Revisions will be graded according to the original guidelines, subject to a (rounded) 20% penalty. For example, if you attempted the entire assignment on time, received an 80, and made perfect revisions your revised score would be: 80 + floor((1 - .2) * 20) = 96.

To submit a revision, utilize the "problem set revisions" assignment on Canvas. You may submit revisions at any time up to 7 days after problem set 5 grades are posted. However, once you've utlized your revision you may not "replace" it with a future revision.

Accomodations for students with disabilities

If you think you need an accommodation for a disability, please let me know at your earliest convenience. Some aspects of this course, such as assignments, in-class activities, and recorded lectures may be modified to facilitate your participation and progress. As soon as you make me aware of your needs, we can work with the Services for Students with Disabilities (SSD) office to help us determine appropriate academic accommodations. SSD (734-763-3000; http://ssd.umich.edu) typically recommends accommodations through a Verified Individualized Services and Accommodations (VISA) form. Any information you provide is private and confidential and will be treated as such.

Academic Integrity

Unless specifically stated otherwise, students are expected to complete homework and other assignments independently without copying code or text from other students in this course. Students are encouraged to discuss assignments and to help one another with concepts and syntax, but such discussions should not reach the point of representing one student’s work as another’s.

Use of materials from other sources should fall within the license for those materials and include proper attribution.

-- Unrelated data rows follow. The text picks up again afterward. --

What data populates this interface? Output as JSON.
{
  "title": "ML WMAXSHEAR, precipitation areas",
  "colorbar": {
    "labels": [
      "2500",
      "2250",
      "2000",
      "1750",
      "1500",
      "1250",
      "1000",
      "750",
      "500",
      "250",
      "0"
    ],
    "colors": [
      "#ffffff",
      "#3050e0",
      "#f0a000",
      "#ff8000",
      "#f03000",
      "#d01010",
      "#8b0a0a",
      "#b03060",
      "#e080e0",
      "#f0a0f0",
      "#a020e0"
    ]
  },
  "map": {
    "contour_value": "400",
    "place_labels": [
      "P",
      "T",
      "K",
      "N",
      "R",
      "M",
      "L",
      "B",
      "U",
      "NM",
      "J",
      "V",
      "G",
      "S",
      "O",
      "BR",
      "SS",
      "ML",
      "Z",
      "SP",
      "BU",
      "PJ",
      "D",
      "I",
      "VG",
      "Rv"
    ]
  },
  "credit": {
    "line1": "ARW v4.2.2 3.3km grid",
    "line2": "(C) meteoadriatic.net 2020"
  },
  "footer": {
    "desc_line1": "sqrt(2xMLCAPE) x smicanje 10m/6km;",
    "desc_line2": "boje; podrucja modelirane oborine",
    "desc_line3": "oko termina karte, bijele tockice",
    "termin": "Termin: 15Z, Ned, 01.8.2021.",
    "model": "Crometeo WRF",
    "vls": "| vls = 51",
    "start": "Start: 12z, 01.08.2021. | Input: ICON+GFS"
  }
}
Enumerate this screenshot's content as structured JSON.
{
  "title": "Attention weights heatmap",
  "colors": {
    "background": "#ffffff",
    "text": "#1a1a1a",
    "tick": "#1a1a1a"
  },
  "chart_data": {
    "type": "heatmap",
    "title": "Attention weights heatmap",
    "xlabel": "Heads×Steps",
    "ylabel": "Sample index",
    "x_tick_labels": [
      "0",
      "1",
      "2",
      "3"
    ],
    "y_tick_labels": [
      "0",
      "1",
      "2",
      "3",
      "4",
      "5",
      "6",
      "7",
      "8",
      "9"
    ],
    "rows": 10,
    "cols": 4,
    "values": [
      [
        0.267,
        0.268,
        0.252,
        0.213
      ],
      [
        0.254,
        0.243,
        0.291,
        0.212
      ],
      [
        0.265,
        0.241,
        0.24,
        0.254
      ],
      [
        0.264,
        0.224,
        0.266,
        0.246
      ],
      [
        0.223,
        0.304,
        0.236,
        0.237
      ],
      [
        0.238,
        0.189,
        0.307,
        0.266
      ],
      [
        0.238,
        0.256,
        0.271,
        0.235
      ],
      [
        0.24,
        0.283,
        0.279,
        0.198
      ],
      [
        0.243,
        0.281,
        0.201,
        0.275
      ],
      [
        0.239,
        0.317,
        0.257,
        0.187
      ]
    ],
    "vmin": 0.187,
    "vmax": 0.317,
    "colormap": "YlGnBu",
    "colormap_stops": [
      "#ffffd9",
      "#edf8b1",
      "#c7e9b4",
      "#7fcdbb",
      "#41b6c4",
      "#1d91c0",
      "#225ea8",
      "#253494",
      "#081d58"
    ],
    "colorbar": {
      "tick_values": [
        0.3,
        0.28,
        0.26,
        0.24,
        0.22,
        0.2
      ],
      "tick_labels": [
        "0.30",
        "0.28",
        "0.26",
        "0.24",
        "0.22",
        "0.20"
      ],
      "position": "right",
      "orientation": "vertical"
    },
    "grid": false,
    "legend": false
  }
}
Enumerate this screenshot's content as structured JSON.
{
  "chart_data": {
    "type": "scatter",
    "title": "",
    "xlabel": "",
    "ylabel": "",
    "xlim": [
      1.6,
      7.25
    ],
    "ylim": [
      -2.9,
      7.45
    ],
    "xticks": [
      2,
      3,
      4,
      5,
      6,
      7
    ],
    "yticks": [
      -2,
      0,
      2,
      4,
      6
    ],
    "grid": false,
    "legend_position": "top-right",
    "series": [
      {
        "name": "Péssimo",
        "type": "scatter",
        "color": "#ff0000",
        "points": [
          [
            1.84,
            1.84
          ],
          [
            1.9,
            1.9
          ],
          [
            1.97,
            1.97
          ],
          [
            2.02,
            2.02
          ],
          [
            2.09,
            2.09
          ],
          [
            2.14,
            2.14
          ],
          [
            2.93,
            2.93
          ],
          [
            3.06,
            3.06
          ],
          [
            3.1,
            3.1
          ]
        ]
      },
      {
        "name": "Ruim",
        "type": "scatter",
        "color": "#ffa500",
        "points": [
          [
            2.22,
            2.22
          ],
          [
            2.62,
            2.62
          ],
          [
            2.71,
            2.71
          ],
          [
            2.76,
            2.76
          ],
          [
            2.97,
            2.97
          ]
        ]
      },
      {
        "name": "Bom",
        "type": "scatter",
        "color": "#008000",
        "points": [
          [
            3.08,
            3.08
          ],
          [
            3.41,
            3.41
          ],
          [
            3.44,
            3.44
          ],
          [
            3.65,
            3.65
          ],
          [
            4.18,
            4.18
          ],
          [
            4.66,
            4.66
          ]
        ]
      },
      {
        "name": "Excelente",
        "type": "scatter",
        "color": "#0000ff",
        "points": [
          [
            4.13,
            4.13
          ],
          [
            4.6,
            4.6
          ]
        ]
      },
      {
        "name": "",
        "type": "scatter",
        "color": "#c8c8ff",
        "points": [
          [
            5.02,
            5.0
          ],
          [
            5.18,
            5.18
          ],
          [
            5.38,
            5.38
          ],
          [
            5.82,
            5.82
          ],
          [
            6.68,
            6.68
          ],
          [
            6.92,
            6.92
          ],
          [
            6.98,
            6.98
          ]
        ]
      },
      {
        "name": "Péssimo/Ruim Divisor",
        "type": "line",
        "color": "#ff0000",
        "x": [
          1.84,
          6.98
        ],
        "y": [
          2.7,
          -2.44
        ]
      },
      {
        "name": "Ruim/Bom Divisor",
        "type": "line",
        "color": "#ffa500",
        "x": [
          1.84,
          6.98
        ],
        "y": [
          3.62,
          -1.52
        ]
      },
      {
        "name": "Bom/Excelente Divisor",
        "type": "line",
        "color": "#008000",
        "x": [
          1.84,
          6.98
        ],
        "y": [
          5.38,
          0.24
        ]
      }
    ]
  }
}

For more on academic integrity, please be advised of Rackham policy: http://www.rackham.umich.edu/policies/academic-policies/section11.

Mental Health and Wellbeing

The University of Michigan is committed to advancing the mental health and wellbeing of its students. If you or someone you know is feeling overwhelmed, depressed, and/or in need of support, services are available. For help, contact Counseling and Psychological Services (CAPS) at 734.764.8312 and caps.umich.edu during and after hours, on weekends and holidays, or through its counselors physically located in schools on both North and Central Campus. You may also consult University Health Service (UHS) at 734.764.8320 and https://www.uhs.umich.edu/mentalhealthsvcs, or for alcohol or drug concerns, see https://www.uhs.umich.edu/aodresources.

For a listing of other mental health resources available on and off campus, visit http://umich.edu/~mhealth/

Mandatory Reporting and Sexual Misconduct

Title IX prohibits sex discrimination to include sexual misconduct: harassment, domestic and dating violence, sexual assault, and stalking. If you or someone you know has been harassed or assaulted, you can receive confidential support and academic advocacy at the Sexual Assault Prevention and Awareness Center (SAPAC). SAPAC can be contacted on their 24-hour crisis line, 734-936-3333 and online at sapac.umich.edu. Alleged violations can be reported non-confidentially to the Office for Institutional Equity (OIE) at institutional.equity@umich.edu. Reports to law enforcement can be made to University of Michigan Police Department at 734-763-3434.

As an instructor, one of my responsibilities is to help create a safe learning environment on our campus. I also have a mandatory reporting responsibility. I am required to share information regarding sexual misconduct or information about a crime that may have occurred on U-M's campus with the University. Students may speak to someone confidentially by contacting SAPAC’s Crisis Line at (734) 936-3333.